Electron Overlay Complexity: Creating a truly transparent, always-on-top window that doesn't interfere with other applications while maintaining smooth animations and responsiveness.

Cross-Platform Input Simulation: Ensuring reliable keyboard/mouse automation that works across different games and applications without being detected as cheating software.

Real-time Audio Visualization: Synchronizing microphone input with smooth Canvas animations while maintaining 60fps performance in an overlay environment.

AI Context Management: Teaching the AI to understand gaming-specific commands and map them to appropriate macro functions while maintaining conversational flow.

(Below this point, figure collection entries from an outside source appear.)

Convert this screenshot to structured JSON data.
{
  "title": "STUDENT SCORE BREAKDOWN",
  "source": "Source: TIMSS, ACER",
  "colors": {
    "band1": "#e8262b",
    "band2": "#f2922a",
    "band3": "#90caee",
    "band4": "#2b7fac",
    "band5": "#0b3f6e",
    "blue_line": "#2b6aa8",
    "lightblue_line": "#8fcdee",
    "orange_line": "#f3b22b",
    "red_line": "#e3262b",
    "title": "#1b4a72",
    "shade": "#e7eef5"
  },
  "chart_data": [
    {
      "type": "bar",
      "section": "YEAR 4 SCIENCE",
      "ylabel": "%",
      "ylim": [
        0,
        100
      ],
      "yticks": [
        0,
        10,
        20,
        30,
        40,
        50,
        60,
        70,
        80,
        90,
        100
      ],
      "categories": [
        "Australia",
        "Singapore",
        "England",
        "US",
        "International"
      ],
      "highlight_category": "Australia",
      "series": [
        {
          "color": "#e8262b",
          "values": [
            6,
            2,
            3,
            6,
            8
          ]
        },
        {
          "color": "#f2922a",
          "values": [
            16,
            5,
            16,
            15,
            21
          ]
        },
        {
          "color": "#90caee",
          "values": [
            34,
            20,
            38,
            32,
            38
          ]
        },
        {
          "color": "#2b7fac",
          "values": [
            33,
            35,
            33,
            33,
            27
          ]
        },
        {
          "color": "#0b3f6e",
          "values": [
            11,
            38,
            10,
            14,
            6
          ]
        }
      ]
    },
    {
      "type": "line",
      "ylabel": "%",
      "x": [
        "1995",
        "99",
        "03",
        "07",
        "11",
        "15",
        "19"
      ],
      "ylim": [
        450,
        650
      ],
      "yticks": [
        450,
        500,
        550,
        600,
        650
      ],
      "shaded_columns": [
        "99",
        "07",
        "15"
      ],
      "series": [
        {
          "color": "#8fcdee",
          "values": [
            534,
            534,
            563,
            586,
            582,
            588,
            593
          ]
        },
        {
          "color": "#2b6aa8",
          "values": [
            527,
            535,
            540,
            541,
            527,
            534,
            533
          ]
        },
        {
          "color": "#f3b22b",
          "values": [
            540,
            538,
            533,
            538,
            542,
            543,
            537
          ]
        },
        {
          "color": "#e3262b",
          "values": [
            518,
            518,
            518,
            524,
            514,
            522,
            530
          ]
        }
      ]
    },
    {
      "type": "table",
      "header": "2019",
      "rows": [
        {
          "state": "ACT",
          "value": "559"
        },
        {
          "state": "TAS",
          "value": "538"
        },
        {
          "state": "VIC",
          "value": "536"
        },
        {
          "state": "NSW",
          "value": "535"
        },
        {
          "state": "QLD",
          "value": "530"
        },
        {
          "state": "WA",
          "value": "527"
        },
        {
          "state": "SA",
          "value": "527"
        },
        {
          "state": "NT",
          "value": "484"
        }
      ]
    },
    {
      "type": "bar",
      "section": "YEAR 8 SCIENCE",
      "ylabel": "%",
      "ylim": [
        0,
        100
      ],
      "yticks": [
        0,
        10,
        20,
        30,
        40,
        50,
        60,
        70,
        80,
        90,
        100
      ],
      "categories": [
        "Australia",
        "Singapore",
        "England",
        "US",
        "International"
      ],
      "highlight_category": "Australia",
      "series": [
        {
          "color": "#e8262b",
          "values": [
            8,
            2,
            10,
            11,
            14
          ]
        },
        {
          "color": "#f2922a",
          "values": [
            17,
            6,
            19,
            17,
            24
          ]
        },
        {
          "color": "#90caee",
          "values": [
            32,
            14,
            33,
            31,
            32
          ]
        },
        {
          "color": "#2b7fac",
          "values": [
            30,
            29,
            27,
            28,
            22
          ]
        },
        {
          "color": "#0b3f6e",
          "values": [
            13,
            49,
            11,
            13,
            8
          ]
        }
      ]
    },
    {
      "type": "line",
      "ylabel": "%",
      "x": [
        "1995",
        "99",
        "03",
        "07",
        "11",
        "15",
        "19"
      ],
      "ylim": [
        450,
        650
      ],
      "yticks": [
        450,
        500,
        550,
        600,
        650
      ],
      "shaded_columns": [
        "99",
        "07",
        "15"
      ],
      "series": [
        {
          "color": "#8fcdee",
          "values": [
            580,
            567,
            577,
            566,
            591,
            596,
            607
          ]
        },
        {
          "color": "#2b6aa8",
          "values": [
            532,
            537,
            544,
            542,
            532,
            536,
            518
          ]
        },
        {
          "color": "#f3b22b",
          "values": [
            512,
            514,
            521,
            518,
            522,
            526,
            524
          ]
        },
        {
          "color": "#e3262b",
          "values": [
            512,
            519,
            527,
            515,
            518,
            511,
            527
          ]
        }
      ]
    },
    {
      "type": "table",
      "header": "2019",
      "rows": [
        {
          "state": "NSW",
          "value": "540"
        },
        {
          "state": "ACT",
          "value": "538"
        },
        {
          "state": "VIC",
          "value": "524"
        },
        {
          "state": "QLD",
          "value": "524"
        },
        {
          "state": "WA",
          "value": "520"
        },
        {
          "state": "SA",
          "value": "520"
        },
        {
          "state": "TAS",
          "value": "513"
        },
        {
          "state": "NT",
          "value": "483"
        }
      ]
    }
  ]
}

Accomplishments that we're proud of

🏆 Seamless Voice Integration: Achieved natural conversation flow with sub-2-second response times from voice command to action execution

🎨 Stunning Visual Design: Created a production-quality Iron Man interface with smooth animations, particle effects, and responsive audio visualizations

🎮 Advanced Gaming Automation: Built a comprehensive macro system that can handle complex gaming scenarios like AFK prevention, chat automation, and contextual AI responses

🔧 Robust Architecture: Developed a modular system that cleanly separates voice processing, AI logic, UI rendering, and system control

⚡ Performance Optimization: Maintained smooth 60fps overlay performance while running continuous speech recognition and system monitoring

What we learned

Voice AI systems require careful balance between accuracy, speed, and user experience. We discovered the importance of offline processing for privacy and reliability, and learned how to create truly seamless human-computer interaction through natural language.

Building transparent Electron overlays taught us advanced graphics programming and the challenges of creating UI that enhances rather than disrupts the user's workflow.

Working with real-time audio and gaming automation showed us the complexity of creating assistive technology that feels magical rather than intrusive.